Gaspar wasn’t sure all of this held water, but most of it was plausible. And he didn’t want to spend his next twenty minutes arguing with her. Weston wasn’t their case. Never had been.

He closed his eyes again. “Good to know. But I never doubted Reacher’s evidence against Weston anyway. Did you?”

“That’s not the most interesting part though,” she replied.

He felt her place one of her earbuds to his ear and turn up the volume on the recording. “This was on the end of the Weston taped confession.”

For the first time, relaxed in the Tampa airport, eyes closed, almost asleep, Gaspar heard Reacher speak. It had to be him.

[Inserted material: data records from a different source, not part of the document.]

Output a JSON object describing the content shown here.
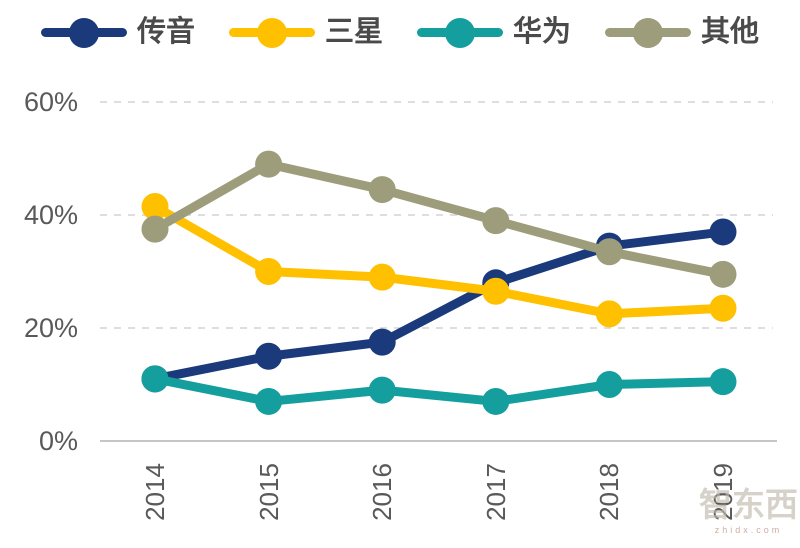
{
  "chart_data": {
    "type": "line",
    "title": "",
    "x": [
      "2014",
      "2015",
      "2016",
      "2017",
      "2018",
      "2019"
    ],
    "series": [
      {
        "name": "传音",
        "color": "#1A3A7C",
        "values": [
          11,
          15,
          17.5,
          28,
          34.5,
          37
        ]
      },
      {
        "name": "三星",
        "color": "#FFC000",
        "values": [
          41.5,
          30,
          29,
          26.5,
          22.5,
          23.5
        ]
      },
      {
        "name": "华为",
        "color": "#159E9E",
        "values": [
          11,
          7,
          9,
          7,
          10,
          10.5
        ]
      },
      {
        "name": "其他",
        "color": "#9D9C7B",
        "values": [
          37.5,
          49,
          44.5,
          39,
          33.5,
          29.5
        ]
      }
    ],
    "xlabel": "",
    "ylabel": "",
    "ylim": [
      0,
      60
    ],
    "y_tick_step": 20,
    "grid": "horizontal-dashed",
    "legend_position": "top",
    "marker": "circle"
  },
  "axes": {
    "y_ticks": [
      "60%",
      "40%",
      "20%",
      "0%"
    ],
    "y_tick_values": [
      60,
      40,
      20,
      0
    ]
  },
  "watermark": {
    "logo_text": "智东西",
    "sub_text": "zhidx.com"
  },
  "colors": {
    "background": "#FFFFFF",
    "axis_text": "#595959",
    "gridline": "#D4D4D4",
    "baseline": "#C6C6C6"
  }
}
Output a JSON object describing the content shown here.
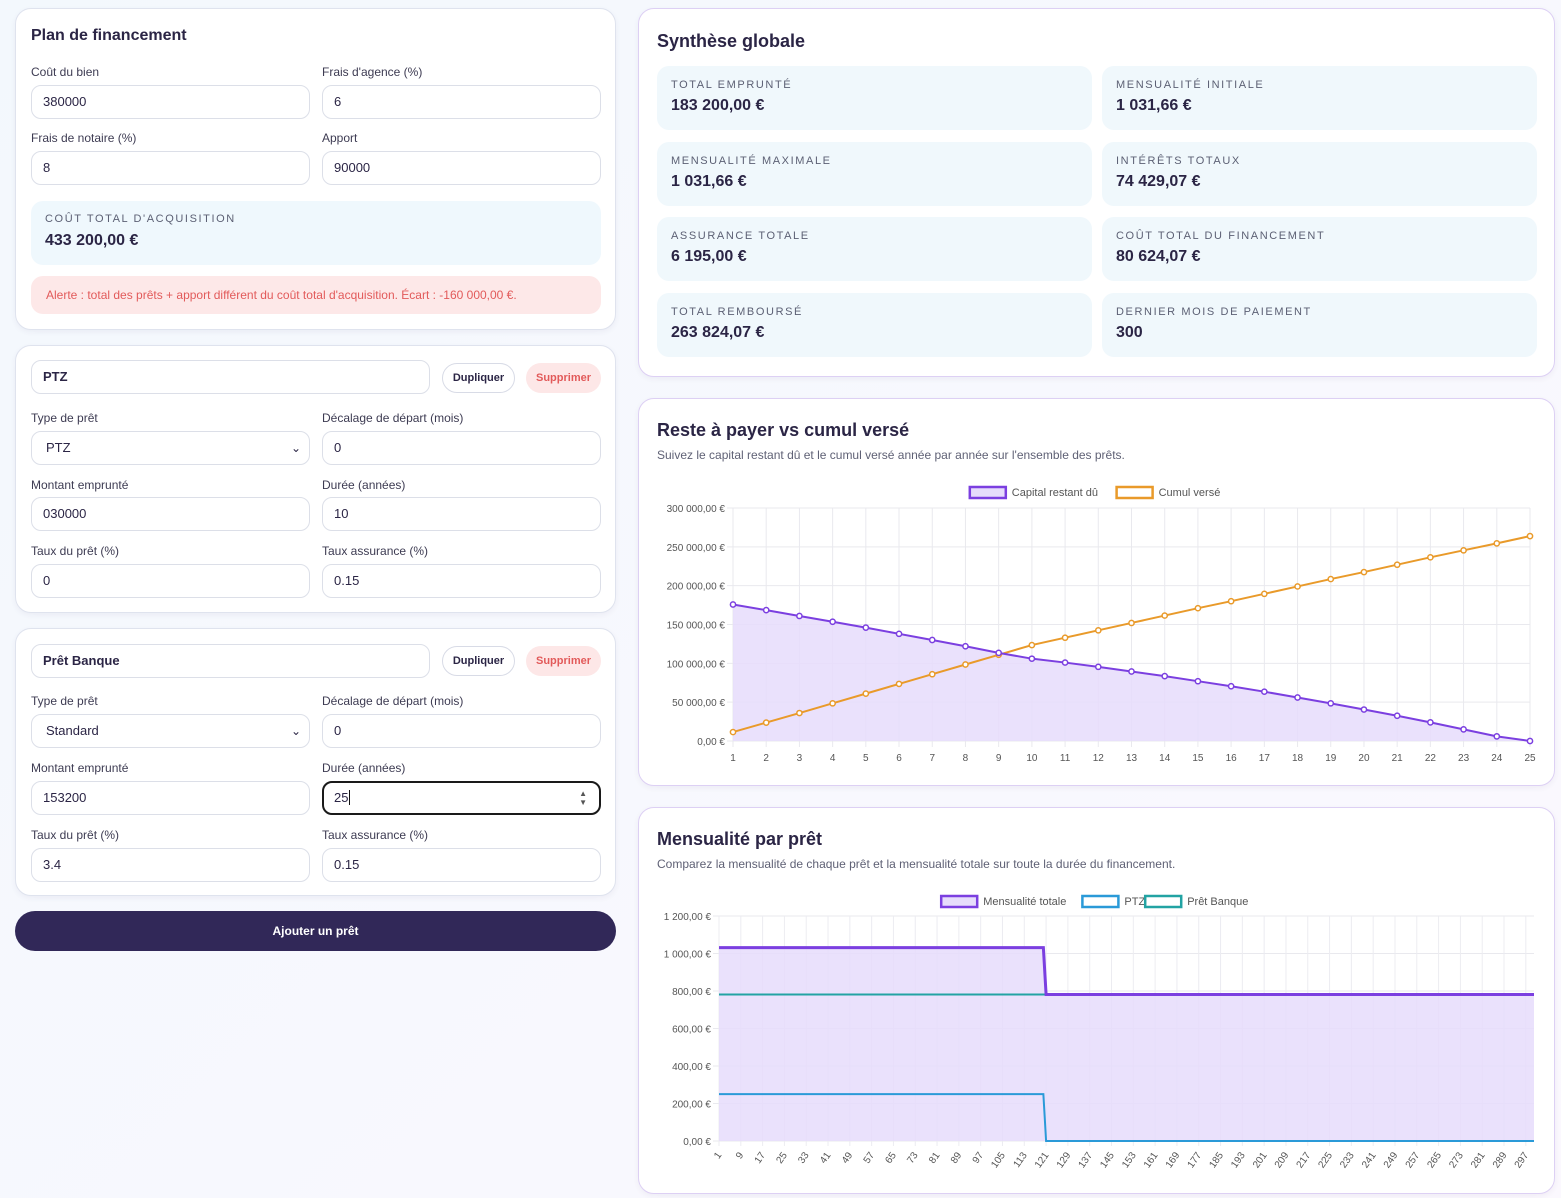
{
  "plan": {
    "title": "Plan de financement",
    "cout_bien_label": "Coût du bien",
    "cout_bien_value": "380000",
    "frais_agence_label": "Frais d'agence (%)",
    "frais_agence_value": "6",
    "frais_notaire_label": "Frais de notaire (%)",
    "frais_notaire_value": "8",
    "apport_label": "Apport",
    "apport_value": "90000",
    "total_label": "COÛT TOTAL D'ACQUISITION",
    "total_value": "433 200,00 €",
    "alert": "Alerte : total des prêts + apport différent du coût total d'acquisition. Écart : -160 000,00 €."
  },
  "loans": [
    {
      "name": "PTZ",
      "dup_label": "Dupliquer",
      "del_label": "Supprimer",
      "type_label": "Type de prêt",
      "type_value": "PTZ",
      "offset_label": "Décalage de départ (mois)",
      "offset_value": "0",
      "amount_label": "Montant emprunté",
      "amount_value": "030000",
      "duration_label": "Durée (années)",
      "duration_value": "10",
      "rate_label": "Taux du prêt (%)",
      "rate_value": "0",
      "ins_label": "Taux assurance (%)",
      "ins_value": "0.15"
    },
    {
      "name": "Prêt Banque",
      "dup_label": "Dupliquer",
      "del_label": "Supprimer",
      "type_label": "Type de prêt",
      "type_value": "Standard",
      "offset_label": "Décalage de départ (mois)",
      "offset_value": "0",
      "amount_label": "Montant emprunté",
      "amount_value": "153200",
      "duration_label": "Durée (années)",
      "duration_value": "25",
      "rate_label": "Taux du prêt (%)",
      "rate_value": "3.4",
      "ins_label": "Taux assurance (%)",
      "ins_value": "0.15"
    }
  ],
  "add_loan_label": "Ajouter un prêt",
  "synthese": {
    "title": "Synthèse globale",
    "stats": [
      {
        "label": "TOTAL EMPRUNTÉ",
        "value": "183 200,00 €"
      },
      {
        "label": "MENSUALITÉ INITIALE",
        "value": "1 031,66 €"
      },
      {
        "label": "MENSUALITÉ MAXIMALE",
        "value": "1 031,66 €"
      },
      {
        "label": "INTÉRÊTS TOTAUX",
        "value": "74 429,07 €"
      },
      {
        "label": "ASSURANCE TOTALE",
        "value": "6 195,00 €"
      },
      {
        "label": "COÛT TOTAL DU FINANCEMENT",
        "value": "80 624,07 €"
      },
      {
        "label": "TOTAL REMBOURSÉ",
        "value": "263 824,07 €"
      },
      {
        "label": "DERNIER MOIS DE PAIEMENT",
        "value": "300"
      }
    ]
  },
  "chart1": {
    "title": "Reste à payer vs cumul versé",
    "subtitle": "Suivez le capital restant dû et le cumul versé année par année sur l'ensemble des prêts."
  },
  "chart2": {
    "title": "Mensualité par prêt",
    "subtitle": "Comparez la mensualité de chaque prêt et la mensualité totale sur toute la durée du financement."
  },
  "colors": {
    "purple": "#7b3fe0",
    "purple_fill": "#e6dcfb",
    "orange": "#e99a2a",
    "blue": "#2a9ad8",
    "teal": "#22a3a3",
    "navy": "#312858"
  },
  "chart_data": [
    {
      "type": "line",
      "title": "",
      "x": [
        1,
        2,
        3,
        4,
        5,
        6,
        7,
        8,
        9,
        10,
        11,
        12,
        13,
        14,
        15,
        16,
        17,
        18,
        19,
        20,
        21,
        22,
        23,
        24,
        25
      ],
      "series": [
        {
          "name": "Capital restant dû",
          "fill": true,
          "values": [
            175750,
            168500,
            161000,
            153500,
            146000,
            138000,
            130000,
            122000,
            113500,
            106000,
            101000,
            95500,
            89500,
            83500,
            77000,
            70500,
            63500,
            56000,
            48500,
            40500,
            32500,
            24000,
            15000,
            6000,
            0
          ]
        },
        {
          "name": "Cumul versé",
          "values": [
            11500,
            23700,
            36000,
            48500,
            61000,
            73500,
            86000,
            98500,
            111000,
            123500,
            133000,
            142500,
            152000,
            161500,
            171000,
            180000,
            189500,
            199000,
            208500,
            217500,
            227000,
            236500,
            245500,
            254500,
            263824
          ]
        }
      ],
      "ylim": [
        0,
        300000
      ],
      "yticks": [
        "0,00 €",
        "50 000,00 €",
        "100 000,00 €",
        "150 000,00 €",
        "200 000,00 €",
        "250 000,00 €",
        "300 000,00 €"
      ],
      "legend": "top"
    },
    {
      "type": "line",
      "title": "",
      "x_ticks": [
        1,
        9,
        17,
        25,
        33,
        41,
        49,
        57,
        65,
        73,
        81,
        89,
        97,
        105,
        113,
        121,
        129,
        137,
        145,
        153,
        161,
        169,
        177,
        185,
        193,
        201,
        209,
        217,
        225,
        233,
        241,
        249,
        257,
        265,
        273,
        281,
        289,
        297
      ],
      "x_range": [
        1,
        300
      ],
      "series": [
        {
          "name": "Mensualité totale",
          "fill": true,
          "segments": [
            {
              "from": 1,
              "to": 120,
              "value": 1031.66
            },
            {
              "from": 121,
              "to": 300,
              "value": 781.66
            }
          ]
        },
        {
          "name": "PTZ",
          "segments": [
            {
              "from": 1,
              "to": 120,
              "value": 250
            },
            {
              "from": 121,
              "to": 300,
              "value": 0
            }
          ]
        },
        {
          "name": "Prêt Banque",
          "segments": [
            {
              "from": 1,
              "to": 300,
              "value": 781.66
            }
          ]
        }
      ],
      "ylim": [
        0,
        1200
      ],
      "yticks": [
        "0,00 €",
        "200,00 €",
        "400,00 €",
        "600,00 €",
        "800,00 €",
        "1 000,00 €",
        "1 200,00 €"
      ],
      "legend": "top"
    }
  ]
}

The voice wasn’t what he’d expected. Range was higher, for one thing. Tenor, not bass. Speech clipped. Accent sort of non-descript Midwest American. If Gaspar had been pressed to describe it to another officer, he’d have said Reacher sounded less dangerous than he knew him to be. Maybe that’s how he got close to his targets.

The words were about what Gaspar had guessed, though.

Reacher said, “You got lucky, Weston. You ever step out of line again your whole miserable life, I’ll find you. And I’ll make you sorry. Count on it.”

Gaspar felt his lips turn up of their own accord as he wondered whether Kent had pulled the trigger on that .38 this afternoon at all.